The OSI model has three main concepts: Service, interface, and protocol.
The greatest contribution of the OSI model is to clarify the differences between the three concepts. Each layer provides services for the layer above it. The service defines what the layer does, regardless of how the above layer accesses it or how the layer works.
A layer of excuse tells the above process how to access it. It defines what parameters are required and what the expected results are. Similarly, it has nothing to do with how the layer works.
Finally, the internal transactions of a layer when the Peer protocol is used. It can use any protocol, as long as it can complete the work, it can also change the protocol used without affecting the layer above it.
These ideas are very consistent with modern object-oriented technology. An object (like a layer) has a set of methods (Operations) that can be used by external processes of the object. The semantics of these methods defines the service provided by the object. The parameters and results of the method are the interface of the object, and the code inside the object is its protocol, which is invisible outside the object.
At first, the TCP/IP reference model did not clearly distinguish between services, interfaces, and Protocols. Later, people tried to improve it to be close to OSI, for example, the real service knowledge sending IP group and interface IP group provided by the Internet layer.
Therefore, the protocols in the OSI model are better concealed than those in the TCP/IP reference model, and can be easily replaced when technology changes. At first, one of the main purposes of protocol layering was to make such a replacement.
The OSI reference model is generated before the Protocol. This means that the model is not biased towards any specific protocol, so it is quite universal.

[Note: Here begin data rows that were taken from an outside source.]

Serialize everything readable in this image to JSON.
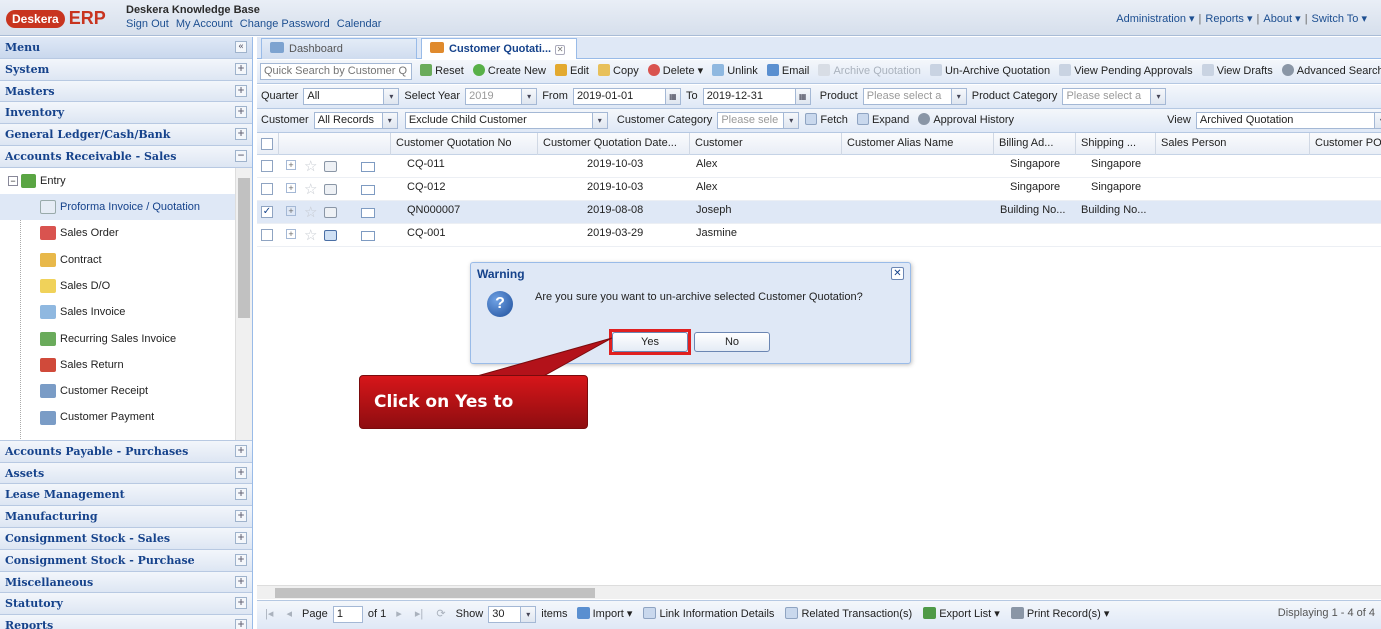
{
  "header": {
    "logo_text": "Deskera",
    "logo_erp": "ERP",
    "kb_title": "Deskera Knowledge Base",
    "links": [
      "Sign Out",
      "My Account",
      "Change Password",
      "Calendar"
    ],
    "nav": [
      "Administration ▾",
      "Reports ▾",
      "About ▾",
      "Switch To ▾"
    ]
  },
  "sidebar": {
    "menu_title": "Menu",
    "collapse_icon": "«",
    "sections_top": [
      "System",
      "Masters",
      "Inventory",
      "General Ledger/Cash/Bank",
      "Accounts Receivable - Sales"
    ],
    "entry_label": "Entry",
    "entry_items": [
      "Proforma Invoice / Quotation",
      "Sales Order",
      "Contract",
      "Sales D/O",
      "Sales Invoice",
      "Recurring Sales Invoice",
      "Sales Return",
      "Customer Receipt",
      "Customer Payment"
    ],
    "sections_bottom": [
      "Accounts Payable - Purchases",
      "Assets",
      "Lease Management",
      "Manufacturing",
      "Consignment Stock - Sales",
      "Consignment Stock - Purchase",
      "Miscellaneous",
      "Statutory",
      "Reports"
    ]
  },
  "tabs": [
    {
      "label": "Dashboard"
    },
    {
      "label": "Customer Quotati..."
    }
  ],
  "toolbar1": {
    "search_placeholder": "Quick Search by Customer Q",
    "buttons": [
      "Reset",
      "Create New",
      "Edit",
      "Copy",
      "Delete ▾",
      "Unlink",
      "Email",
      "Archive Quotation",
      "Un-Archive Quotation",
      "View Pending Approvals",
      "View Drafts",
      "Advanced Search"
    ]
  },
  "toolbar2": {
    "quarter_label": "Quarter",
    "quarter_value": "All",
    "year_label": "Select Year",
    "year_value": "2019",
    "from_label": "From",
    "from_value": "2019-01-01",
    "to_label": "To",
    "to_value": "2019-12-31",
    "product_label": "Product",
    "product_placeholder": "Please select a",
    "product_cat_label": "Product Category",
    "product_cat_placeholder": "Please select a"
  },
  "toolbar3": {
    "customer_label": "Customer",
    "customer_value": "All Records",
    "child_value": "Exclude Child Customer",
    "cust_cat_label": "Customer Category",
    "cust_cat_placeholder": "Please sele",
    "fetch": "Fetch",
    "expand": "Expand",
    "approval": "Approval History",
    "view_label": "View",
    "view_value": "Archived Quotation"
  },
  "grid": {
    "columns": [
      "Customer Quotation No",
      "Customer Quotation Date...",
      "Customer",
      "Customer Alias Name",
      "Billing Ad...",
      "Shipping ...",
      "Sales Person",
      "Customer PO"
    ],
    "rows": [
      {
        "no": "CQ-011",
        "date": "2019-10-03",
        "customer": "Alex",
        "billing": "Singapore",
        "shipping": "Singapore",
        "checked": false
      },
      {
        "no": "CQ-012",
        "date": "2019-10-03",
        "customer": "Alex",
        "billing": "Singapore",
        "shipping": "Singapore",
        "checked": false
      },
      {
        "no": "QN000007",
        "date": "2019-08-08",
        "customer": "Joseph",
        "billing": "Building No...",
        "shipping": "Building No...",
        "checked": true
      },
      {
        "no": "CQ-001",
        "date": "2019-03-29",
        "customer": "Jasmine",
        "billing": "",
        "shipping": "",
        "checked": false
      }
    ]
  },
  "dialog": {
    "title": "Warning",
    "message": "Are you sure you want to un-archive selected Customer Quotation?",
    "yes": "Yes",
    "no": "No"
  },
  "callout": {
    "text": "Click on Yes to confirm"
  },
  "pager": {
    "page_label": "Page",
    "page_value": "1",
    "of_label": "of 1",
    "show_label": "Show",
    "show_value": "30",
    "items_label": "items",
    "import": "Import ▾",
    "link_info": "Link Information Details",
    "related": "Related Transaction(s)",
    "export": "Export List ▾",
    "print": "Print Record(s) ▾",
    "display": "Displaying 1 - 4 of 4"
  },
  "colors": {
    "accent": "#15428b",
    "brand": "#c8341f",
    "callout": "#c8141a",
    "highlight": "#e02020"
  }
}
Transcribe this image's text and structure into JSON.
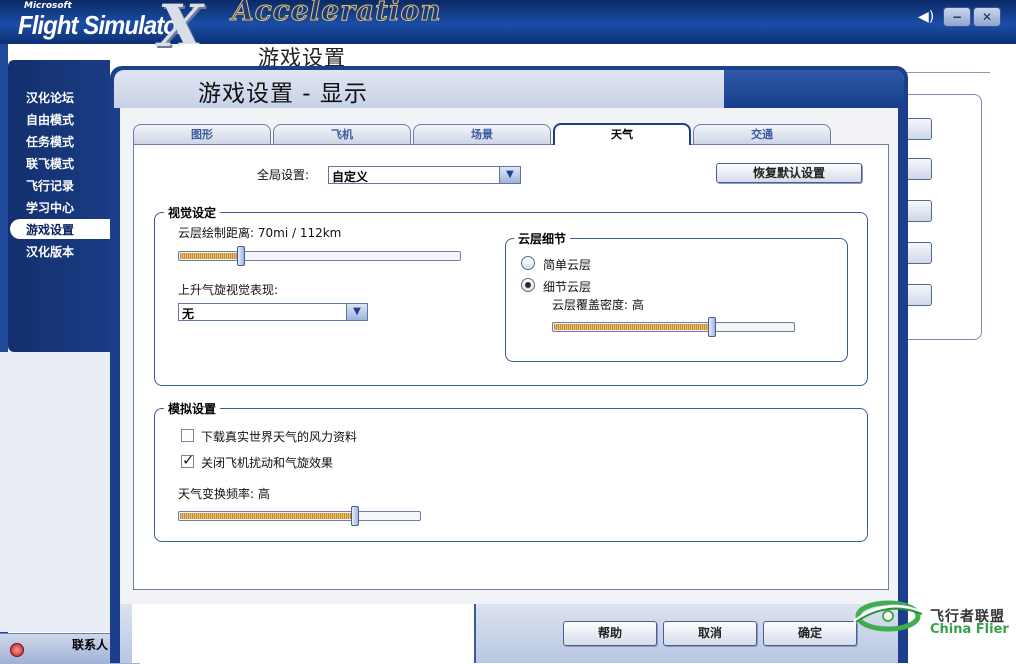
{
  "app": {
    "brand_small": "Microsoft",
    "brand_name": "Flight Simulator",
    "brand_x": "X",
    "brand_sub": "Acceleration",
    "bg_title": "游戏设置"
  },
  "sidebar": {
    "items": [
      {
        "label": "汉化论坛"
      },
      {
        "label": "自由模式"
      },
      {
        "label": "任务模式"
      },
      {
        "label": "联飞模式"
      },
      {
        "label": "飞行记录"
      },
      {
        "label": "学习中心"
      },
      {
        "label": "游戏设置"
      },
      {
        "label": "汉化版本"
      }
    ],
    "active_index": 6,
    "contact_label": "联系人"
  },
  "dialog": {
    "title": "游戏设置 - 显示",
    "tabs": [
      {
        "label": "图形"
      },
      {
        "label": "飞机"
      },
      {
        "label": "场景"
      },
      {
        "label": "天气"
      },
      {
        "label": "交通"
      }
    ],
    "active_tab": 3,
    "global": {
      "label": "全局设置:",
      "value": "自定义",
      "reset_label": "恢复默认设置"
    },
    "visual": {
      "legend": "视觉设定",
      "cloud_distance_label": "云层绘制距离:  70mi / 112km",
      "cloud_distance_level": 0.22,
      "thermal_label": "上升气旋视觉表现:",
      "thermal_value": "无"
    },
    "cloud_detail": {
      "legend": "云层细节",
      "simple_label": "简单云层",
      "detailed_label": "细节云层",
      "selected": "detailed",
      "coverage_label": "云层覆盖密度:  高",
      "coverage_level": 0.66
    },
    "simulation": {
      "legend": "模拟设置",
      "download_winds_label": "下载真实世界天气的风力资料",
      "download_winds_checked": false,
      "disable_turbulence_label": "关闭飞机扰动和气旋效果",
      "disable_turbulence_checked": true,
      "rate_label": "天气变换频率:  高",
      "rate_level": 0.73
    },
    "buttons": {
      "help": "帮助",
      "cancel": "取消",
      "ok": "确定"
    }
  },
  "watermark": {
    "cn": "飞行者联盟",
    "en": "China Flier"
  }
}
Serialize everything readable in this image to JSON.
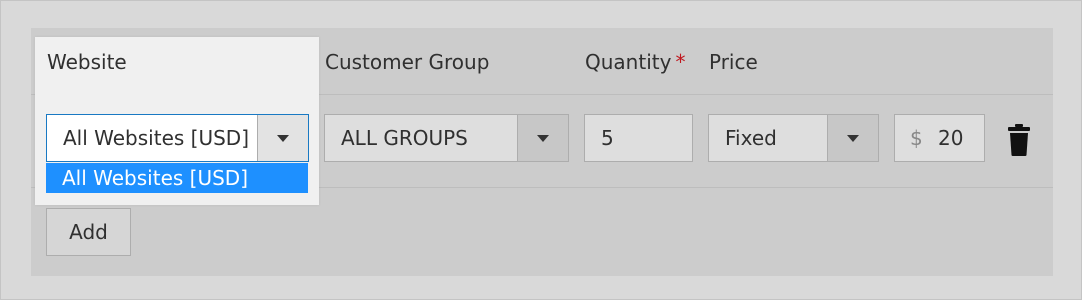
{
  "headers": {
    "website": "Website",
    "customer_group": "Customer Group",
    "quantity": "Quantity",
    "required_mark": "*",
    "price": "Price"
  },
  "row": {
    "website_value": "All Websites [USD]",
    "website_options": [
      "All Websites [USD]"
    ],
    "customer_group_value": "ALL GROUPS",
    "quantity_value": "5",
    "price_type_value": "Fixed",
    "currency_symbol": "$",
    "price_value": "20"
  },
  "actions": {
    "add_label": "Add",
    "delete_icon": "trash-icon"
  },
  "colors": {
    "panel_bg": "#cccccc",
    "selected_option_bg": "#1e90ff",
    "required_mark": "#c0171e",
    "active_border": "#1979c3"
  }
}
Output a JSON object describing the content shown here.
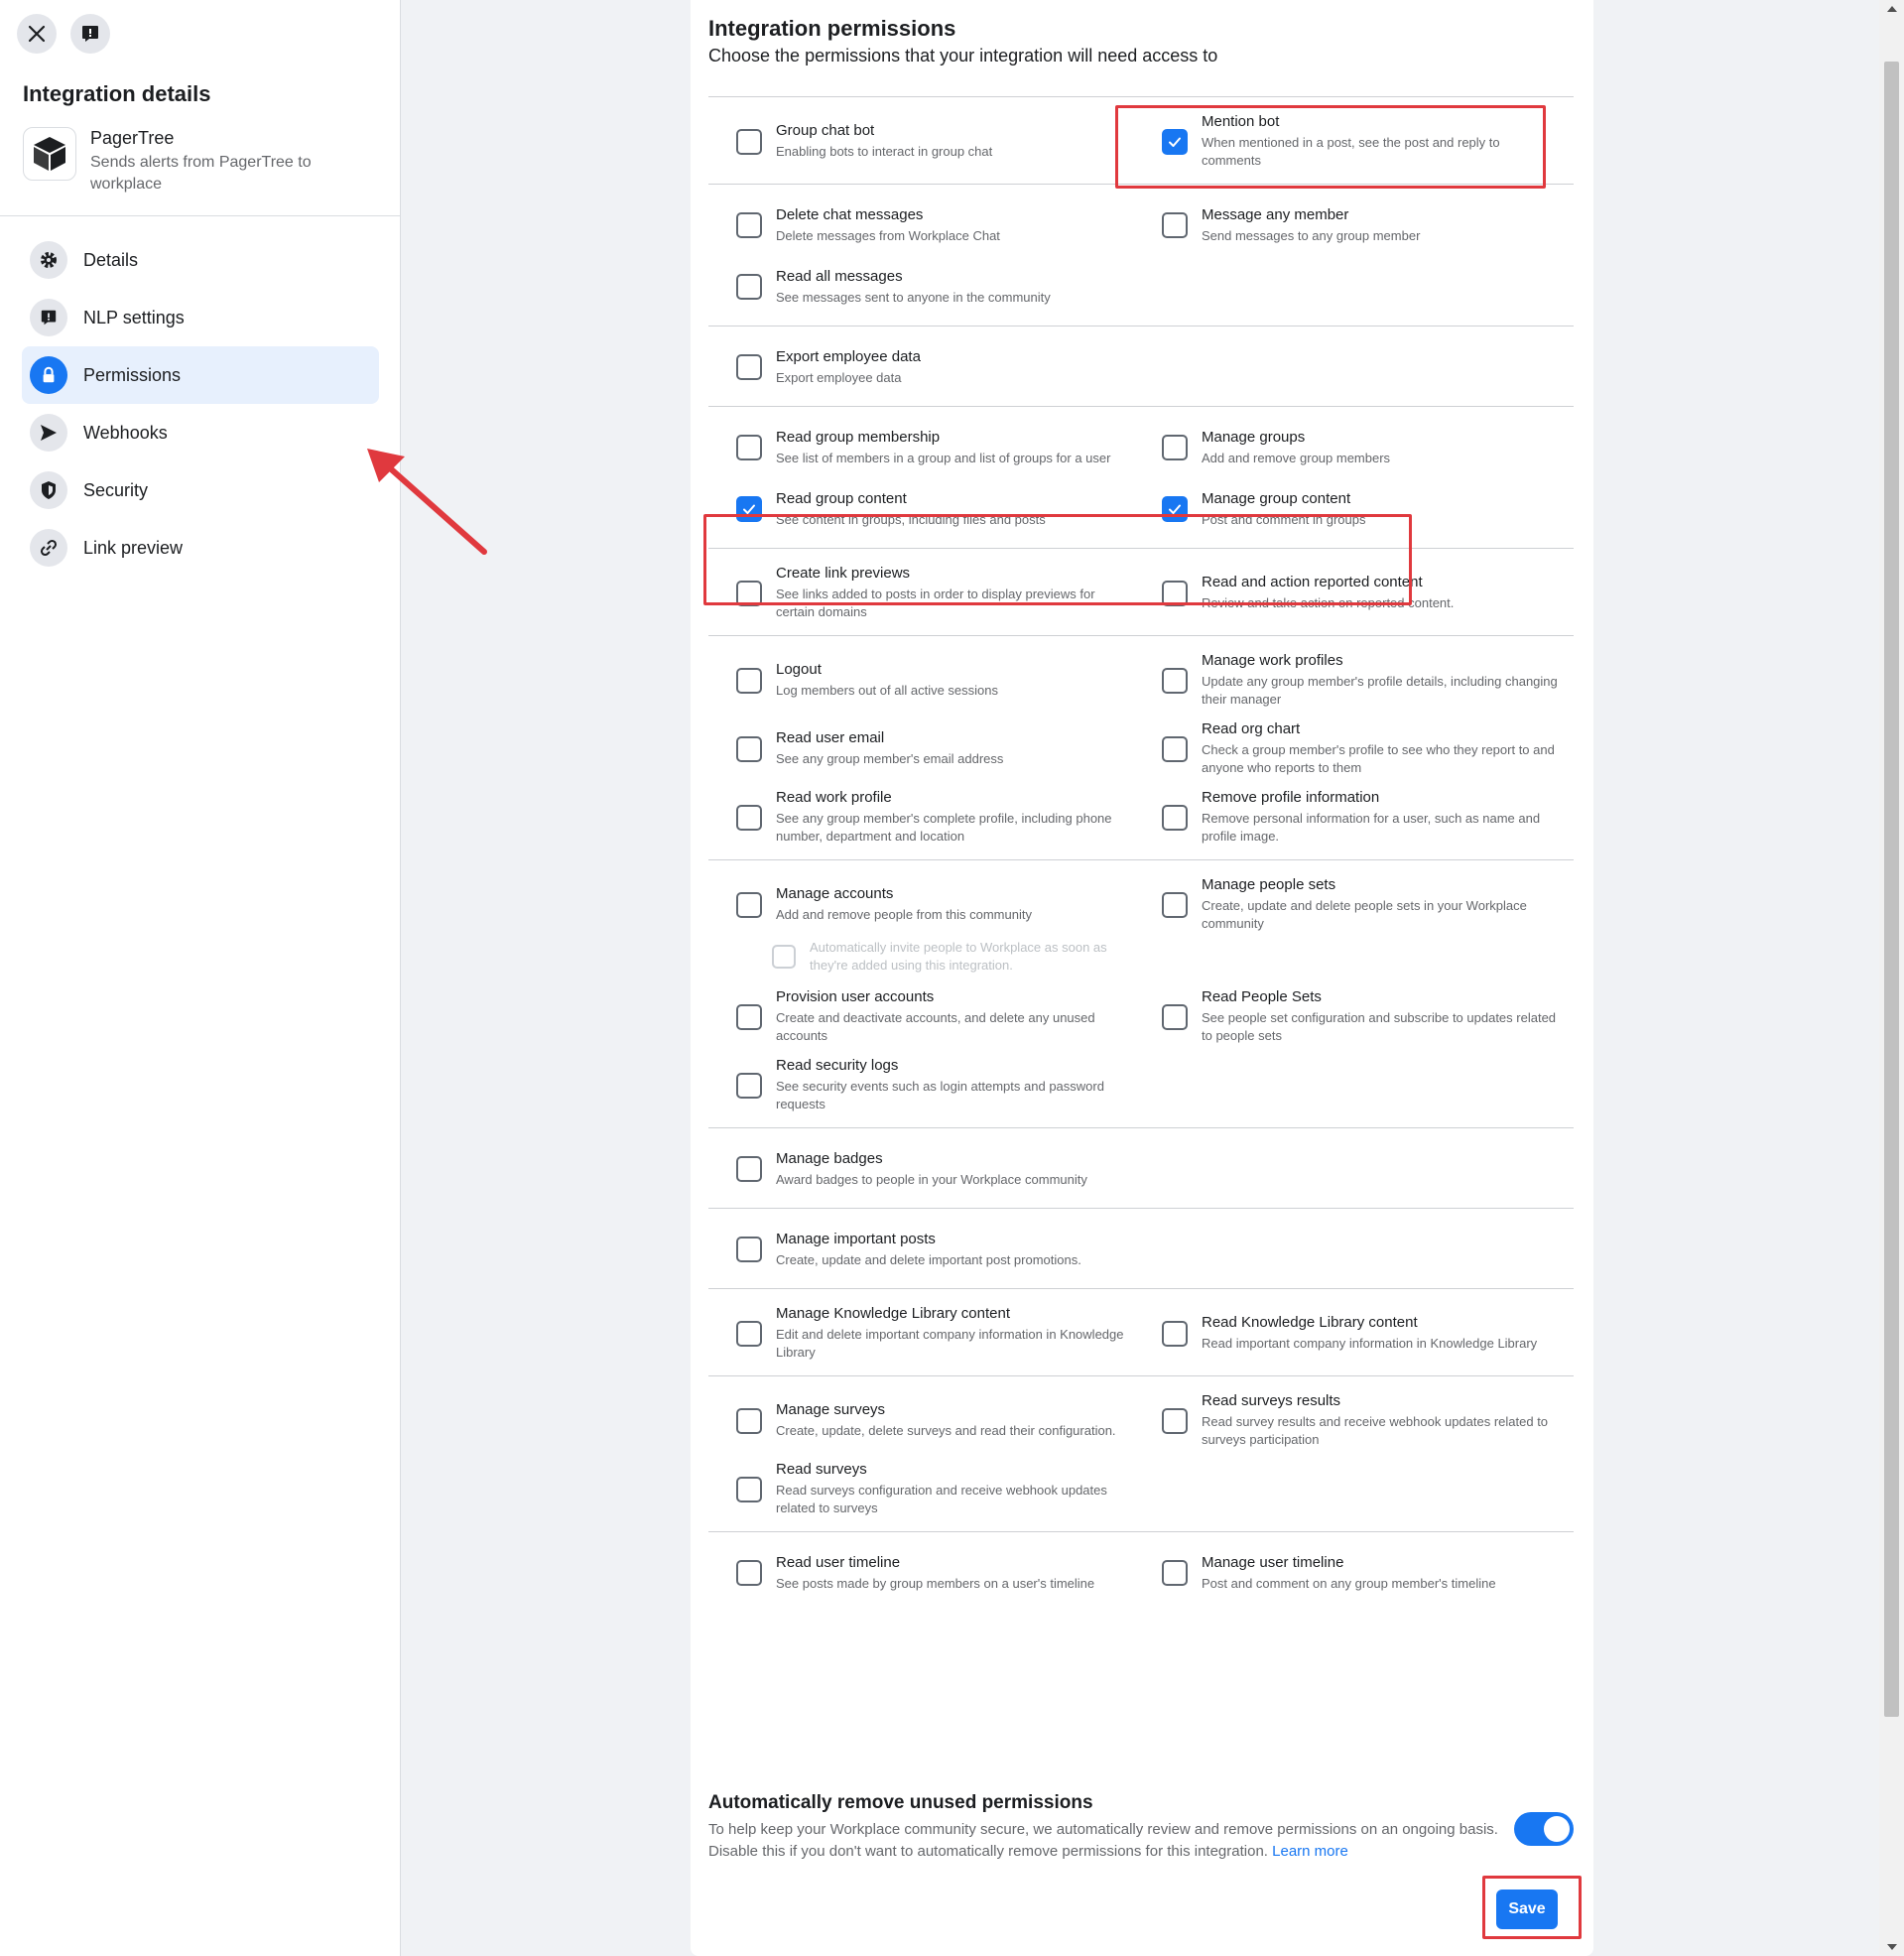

However, the disadvantage is that the designer does not have much experience in the protocol, so he does not know which functions should be put to the best layer.
The opposite is true for TCP/IP. This model actually describes the existing protocols, so there is no possibility that the model cannot match, and they work very well together. The problem is that this model is not suitable for any other protocol stack. Therefore, it is not particularly useful for describing other non-TCP/IP network technologies.
The obvious difference between the two models is the number of layers: the OSI model has seven layers, while the TCP/IP model has only four layers. They all have the network layer, transport layer, and application layer, but the other layers are different.
Another difference is connection-oriented and connectionless communication. The OSI model provides connectionless and connection-oriented communication at the network layer, but only connection-oriented communication at the transport layer, which is dependent on it. However, the TCP/IP model only has one communication mode (no connection) at the network layer, but it supports two modes at the transport layer, giving users the opportunity to choose from. This is important when selecting a simple request-response protocol.